Лирическое отступление

We use cookies. Read the Privacy and Cookie Policy

Лирическое отступление

У начала двадцатого века наряду с великими событиями стояли и маловажные, не события даже, а подробности, мимолетности, нечто по мерке исторических масштабов страшно несущественное, но тем не менее имевшее отношение к нарождавшемуся столетию.

Кончилась первая любовь Блока (в конце 1899 года он видел последний раз Ксению Михайловну Садовскую). Был опубликован небольшой чеховский рассказ «Дама с собачкой» (в декабре 1899 года) — в рассказе этом о любви стареющего Гурова к Анне Сергеевне, в которой «есть… что-то жалкое все-таки», описано с ясновидением, характерным для крупных художественных открытий, то, чем будет в новом веке мучиться человеческое сердце. Великую литературу XIX столетия завершал — календарно — рассказ о последней любви.
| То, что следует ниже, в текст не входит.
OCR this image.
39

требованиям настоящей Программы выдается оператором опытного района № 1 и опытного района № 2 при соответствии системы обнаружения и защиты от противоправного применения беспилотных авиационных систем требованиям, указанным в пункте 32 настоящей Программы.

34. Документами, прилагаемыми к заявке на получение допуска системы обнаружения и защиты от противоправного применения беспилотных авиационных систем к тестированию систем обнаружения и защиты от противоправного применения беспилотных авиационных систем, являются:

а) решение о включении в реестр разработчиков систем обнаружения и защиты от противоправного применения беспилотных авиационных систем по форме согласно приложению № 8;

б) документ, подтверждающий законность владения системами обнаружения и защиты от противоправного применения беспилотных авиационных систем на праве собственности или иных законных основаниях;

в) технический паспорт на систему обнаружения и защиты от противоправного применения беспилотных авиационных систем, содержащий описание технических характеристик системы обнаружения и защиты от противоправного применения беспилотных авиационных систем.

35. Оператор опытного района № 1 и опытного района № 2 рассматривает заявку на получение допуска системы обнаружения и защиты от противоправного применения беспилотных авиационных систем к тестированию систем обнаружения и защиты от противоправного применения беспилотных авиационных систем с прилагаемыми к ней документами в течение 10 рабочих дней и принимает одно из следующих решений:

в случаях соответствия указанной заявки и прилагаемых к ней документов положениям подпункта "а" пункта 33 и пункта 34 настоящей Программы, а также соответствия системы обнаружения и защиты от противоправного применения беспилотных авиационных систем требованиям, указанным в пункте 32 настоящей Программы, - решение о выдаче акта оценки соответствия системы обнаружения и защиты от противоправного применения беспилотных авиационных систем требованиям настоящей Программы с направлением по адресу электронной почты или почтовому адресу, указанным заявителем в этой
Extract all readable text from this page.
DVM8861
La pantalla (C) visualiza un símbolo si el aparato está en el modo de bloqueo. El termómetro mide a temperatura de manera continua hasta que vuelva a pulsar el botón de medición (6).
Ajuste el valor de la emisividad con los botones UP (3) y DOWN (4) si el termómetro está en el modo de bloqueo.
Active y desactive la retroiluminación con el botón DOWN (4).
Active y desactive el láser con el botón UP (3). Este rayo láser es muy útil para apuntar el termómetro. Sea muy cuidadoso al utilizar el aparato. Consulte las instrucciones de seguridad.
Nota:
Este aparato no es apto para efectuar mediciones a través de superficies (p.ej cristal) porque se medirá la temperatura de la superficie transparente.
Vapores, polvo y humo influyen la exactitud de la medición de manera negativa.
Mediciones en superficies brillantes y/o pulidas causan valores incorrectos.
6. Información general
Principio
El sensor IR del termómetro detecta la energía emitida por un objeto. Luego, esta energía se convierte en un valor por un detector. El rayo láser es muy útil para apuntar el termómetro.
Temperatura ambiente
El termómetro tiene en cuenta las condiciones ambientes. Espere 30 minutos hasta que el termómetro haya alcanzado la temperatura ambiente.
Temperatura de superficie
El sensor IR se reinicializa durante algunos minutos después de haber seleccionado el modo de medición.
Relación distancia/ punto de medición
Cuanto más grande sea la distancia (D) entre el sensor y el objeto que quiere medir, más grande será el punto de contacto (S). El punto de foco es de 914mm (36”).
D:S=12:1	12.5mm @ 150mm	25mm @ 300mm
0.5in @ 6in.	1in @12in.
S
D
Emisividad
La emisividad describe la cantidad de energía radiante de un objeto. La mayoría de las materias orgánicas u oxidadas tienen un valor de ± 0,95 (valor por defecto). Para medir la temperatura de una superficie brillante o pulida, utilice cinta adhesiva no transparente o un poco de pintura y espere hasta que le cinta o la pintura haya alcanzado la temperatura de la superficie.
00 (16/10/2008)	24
Девятнадцатый век был веком первой любви — ив жизни, и особенно в литературе (за исключением Тютчева, чья последняя любовь была отвергнута современным ему обществом). В сущности, если посмотреть трезво, XIX век был веком первой любви, потому что социальные и религиозные традиции, устойчивый уклад были весьма строги к интимному миру личности — ей разрешалось быть более или менее «безумной» лишь раз в жизни, на ее заре. (Играло тут известную роль и то обстоятельство, что люди раньше старели. Для Достоевского и Тургенева пятидесятилетний мужчина — это старик. Толстовскому Каренину пятидесяти еще нет.)

В первые десятилетия двадцатого века первая любовь часто была и последней, потому что люди рано уходили из жизни. А во второй половине столетия последняя любовь, как особое великое человеческое чувство, раскрылась тем, кто был лишен в жизни первой любви из-за исторических бурь или обделен ею.
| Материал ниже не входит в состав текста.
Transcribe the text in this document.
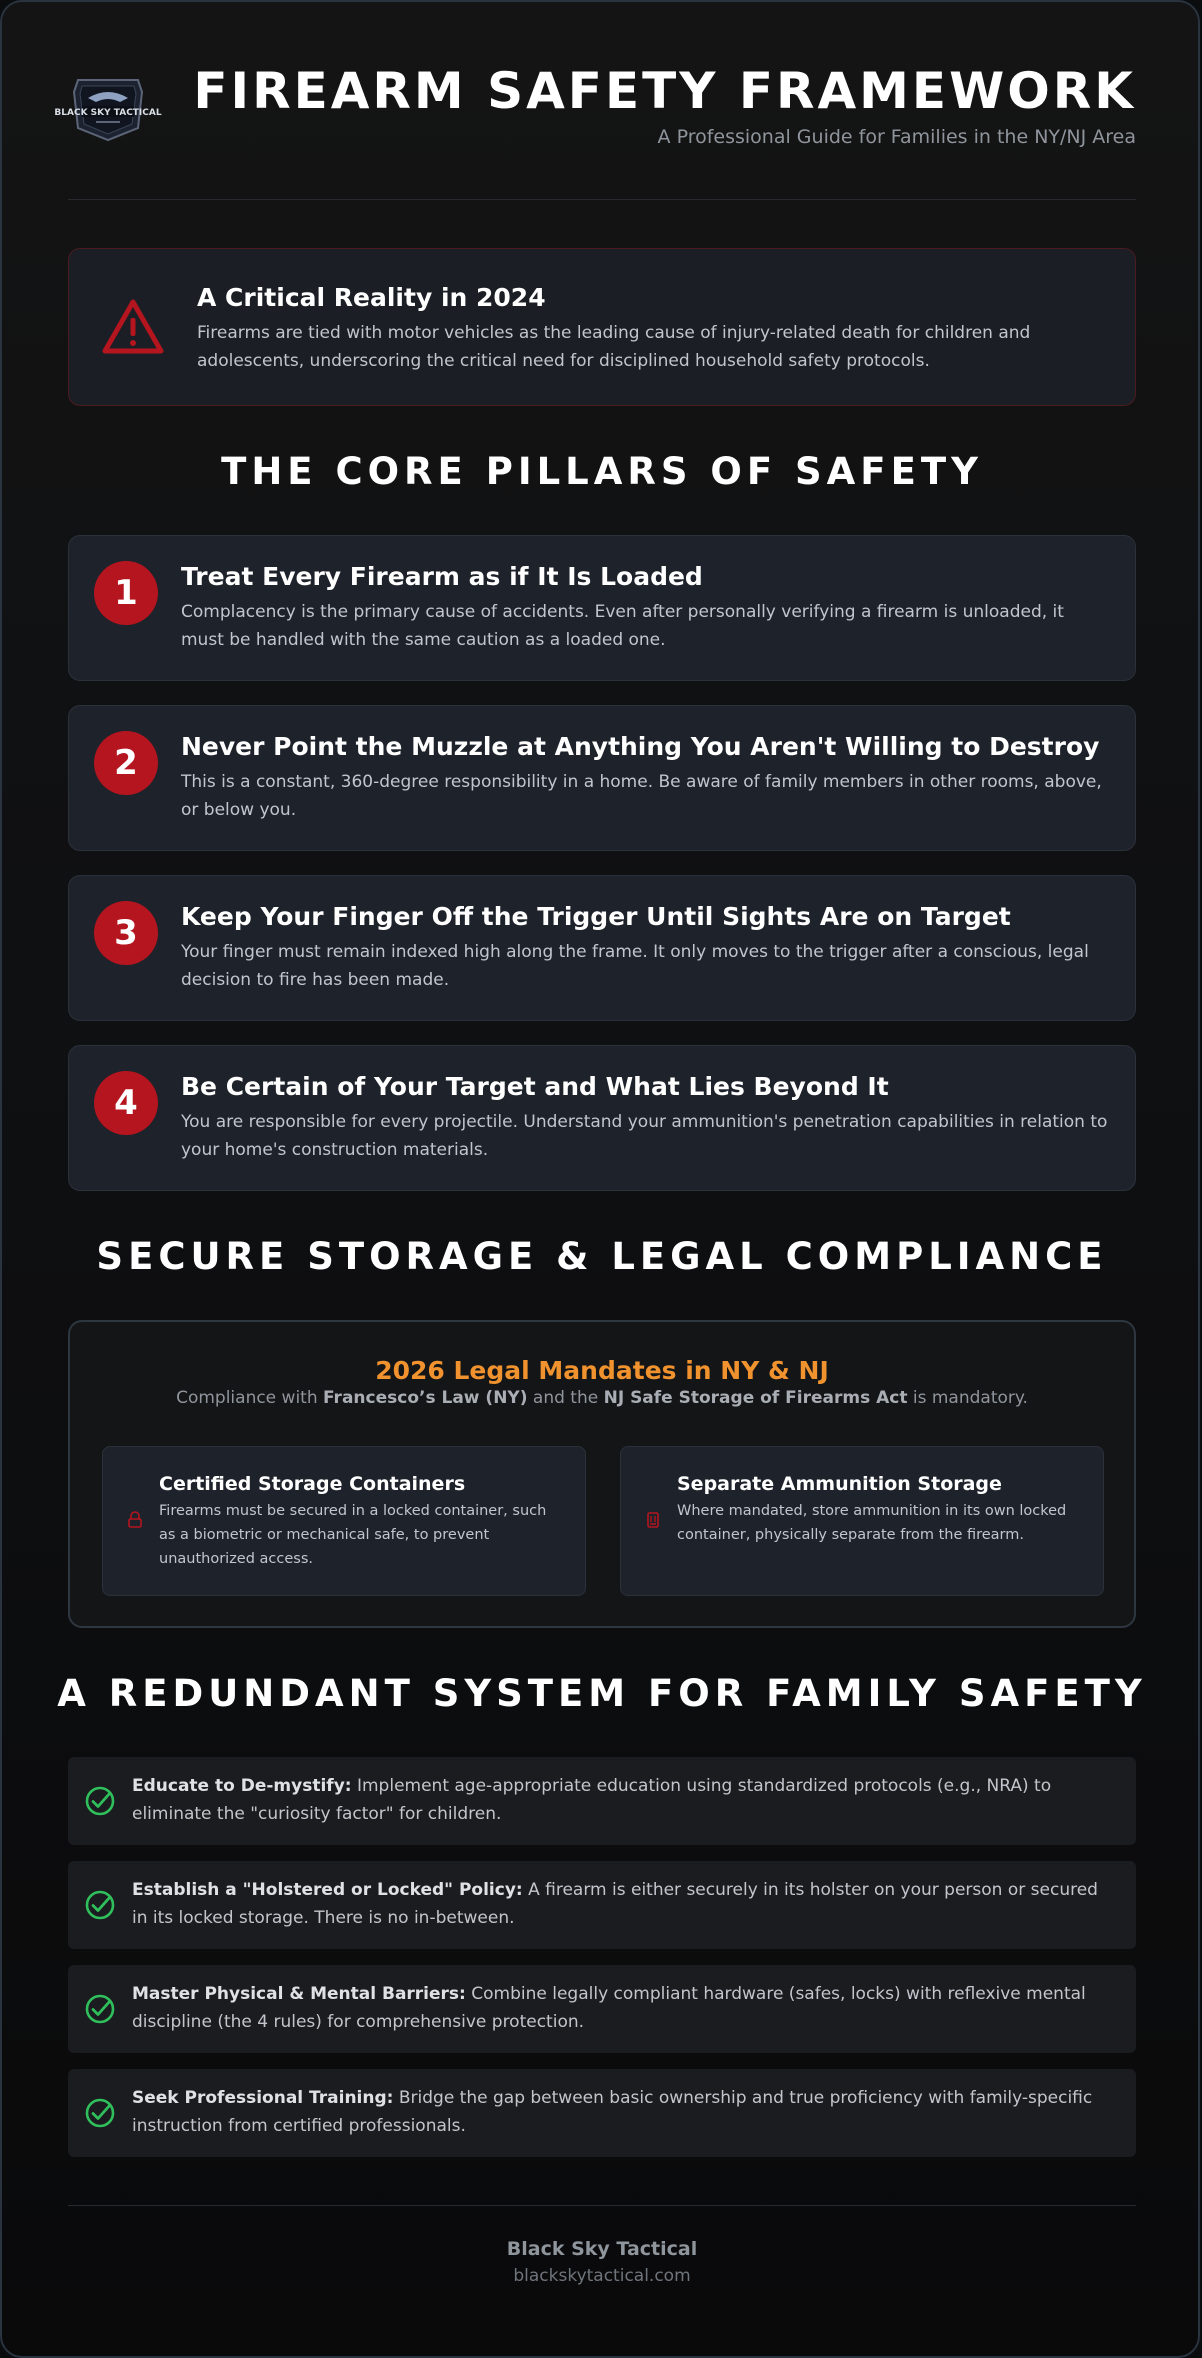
BLACK SKY TACTICAL FIREARM SAFETY FRAMEWORK
A Professional Guide for Families in the NY/NJ Area
A Critical Reality in 2024
Firearms are tied with motor vehicles as the leading cause of injury-related death for children and adolescents, underscoring the critical need for disciplined household safety protocols.
THE CORE PILLARS OF SAFETY
1	Treat Every Firearm as if It Is Loaded
Complacency is the primary cause of accidents. Even after personally verifying a firearm is unloaded, it must be handled with the same caution as a loaded one.
2	Never Point the Muzzle at Anything You Aren't Willing to Destroy
This is a constant, 360-degree responsibility in a home. Be aware of family members in other rooms, above, or below you.
3	Keep Your Finger Off the Trigger Until Sights Are on Target
Your finger must remain indexed high along the frame. It only moves to the trigger after a conscious, legal decision to fire has been made.
4	Be Certain of Your Target and What Lies Beyond It
You are responsible for every projectile. Understand your ammunition's penetration capabilities in relation to your home's construction materials.
SECURE STORAGE & LEGAL COMPLIANCE
2026 Legal Mandates in NY & NJ
Compliance with Francesco’s Law (NY) and the NJ Safe Storage of Firearms Act is mandatory.
Certified Storage Containers
Firearms must be secured in a locked container, such as a biometric or mechanical safe, to prevent unauthorized access.
Separate Ammunition Storage
Where mandated, store ammunition in its own locked container, physically separate from the firearm.
A REDUNDANT SYSTEM FOR FAMILY SAFETY
Educate to De-mystify: Implement age-appropriate education using standardized protocols (e.g., NRA) to eliminate the "curiosity factor" for children.
Establish a "Holstered or Locked" Policy: A firearm is either securely in its holster on your person or secured in its locked storage. There is no in-between.
Master Physical & Mental Barriers: Combine legally compliant hardware (safes, locks) with reflexive mental discipline (the 4 rules) for comprehensive protection.
Seek Professional Training: Bridge the gap between basic ownership and true proficiency with family-specific instruction from certified professionals.
Black Sky Tactical
blackskytactical.com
«Не досыпая, не долюбя, молодость наша шла…» — писал в двадцатые годы Эдуард Багрицкий. «Нынче недолюбленное наверстаем звездностью бесчисленных ночей!» — восклицал В. Маяковский. Это могло повторить и последующее поколение. Последняя любовь — торжество человеческого сердца над тяжкими испытаниями века. Оно решило: долюбить.

Гуров и дама с собачкой, растерянные, счастливо-несчастные, вошли в двадцатый век, чтобы неразрешимостью собственных отношений научить любящих ничего не бояться. Само собой разумеется, что и в наши дни первая любовь занимает господствующее место и в жизни, и в литературе. Одна из популярных и любимых молодежью книг не случайно называется «Повестью о первой любви», написал ее Н. Атаров, и я люблю эту повесть — в ней целомудренно отразился большой и ясный мир чувств молодого поколения, поколения наших детей. Но сейчас я рассказываю о любви последней, потому что именно в ней выявилось душевное богатство моих героев, людей старшего поколения.
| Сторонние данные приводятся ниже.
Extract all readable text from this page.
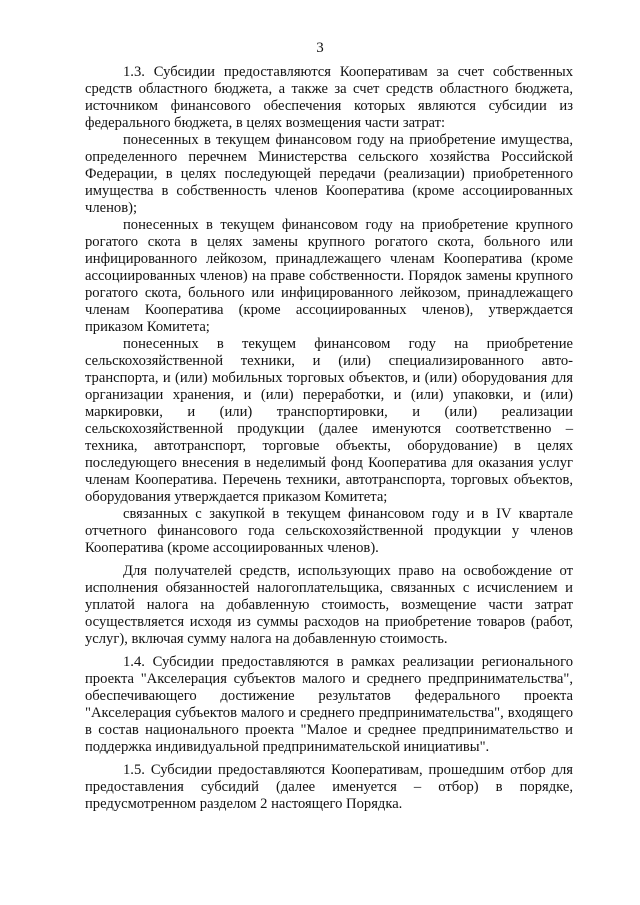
3

1.3. Субсидии предоставляются Кооперативам за счет собственных средств областного бюджета, а также за счет средств областного бюджета, источником финансового обеспечения которых являются субсидии из федерального бюджета, в целях возмещения части затрат:

понесенных в текущем финансовом году на приобретение имущества, определенного перечнем Министерства сельского хозяйства Российской Федерации, в целях последующей передачи (реализации) приобретенного имущества в собственность членов Кооператива (кроме ассоциированных членов);

понесенных в текущем финансовом году на приобретение крупного рогатого скота в целях замены крупного рогатого скота, больного или инфицированного лейкозом, принадлежащего членам Кооператива (кроме ассоциированных членов) на праве собственности. Порядок замены крупного рогатого скота, больного или инфицированного лейкозом, принадлежащего членам Кооператива (кроме ассоциированных членов), утверждается приказом Комитета;

понесенных в текущем финансовом году на приобретение сельскохозяйственной техники, и (или) специализированного авто-транспорта, и (или) мобильных торговых объектов, и (или) оборудования для организации хранения, и (или) переработки, и (или) упаковки, и (или) маркировки, и (или) транспортировки, и (или) реализации сельскохозяйственной продукции (далее именуются соответственно – техника, автотранспорт, торговые объекты, оборудование) в целях последующего внесения в неделимый фонд Кооператива для оказания услуг членам Кооператива. Перечень техники, автотранспорта, торговых объектов, оборудования утверждается приказом Комитета;

связанных с закупкой в текущем финансовом году и в IV квартале отчетного финансового года сельскохозяйственной продукции у членов Кооператива (кроме ассоциированных членов).

Для получателей средств, использующих право на освобождение от исполнения обязанностей налогоплательщика, связанных с исчислением и уплатой налога на добавленную стоимость, возмещение части затрат осуществляется исходя из суммы расходов на приобретение товаров (работ, услуг), включая сумму налога на добавленную стоимость.

1.4. Субсидии предоставляются в рамках реализации регионального проекта "Акселерация субъектов малого и среднего предпринимательства", обеспечивающего достижение результатов федерального проекта "Акселерация субъектов малого и среднего предпринимательства", входящего в состав национального проекта "Малое и среднее предпринимательство и поддержка индивидуальной предпринимательской инициативы".

1.5. Субсидии предоставляются Кооперативам, прошедшим отбор для предоставления субсидий (далее именуется – отбор) в порядке, предусмотренном разделом 2 настоящего Порядка.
Историк человеческих чувств когда-нибудь объяснит убедительно и подробно, почему век первой любви буднично, неприметно, через небольшой рассказ перешел в век, когда тема любви последней естественно заняла особое место в жизни и литературе. Можно надеяться, что будут отмечены и гений Чехова, и гений человеческого сердца, оказавшегося не менее нежным, но более жизнеспособным, чем полагали некогда лирики: при всей ранимости разбить его нелегко и непросто (само выражение это «разбитое сердце» в XX веке вышло из употребления), сердца разрываются, а не разбиваются…

В стихах, написанных в девятнадцатом веке, господствует тема встречи. В поэзии двадцатого столетия появляется тема невстречи. Она раскрывается печально и умиротворенно у поздней Ахматовой («Но в память той невстречи шиповник посажу»). Она достигает ликующей трагической мощи в известных ахматовских стихах: «Сюда принесла я блаженную память последней невстречи с тобой — холодное, чистое, легкое пламя победы моей над судьбой». Эта же тема живет в странном названии стихов: «При непосылке поэмы».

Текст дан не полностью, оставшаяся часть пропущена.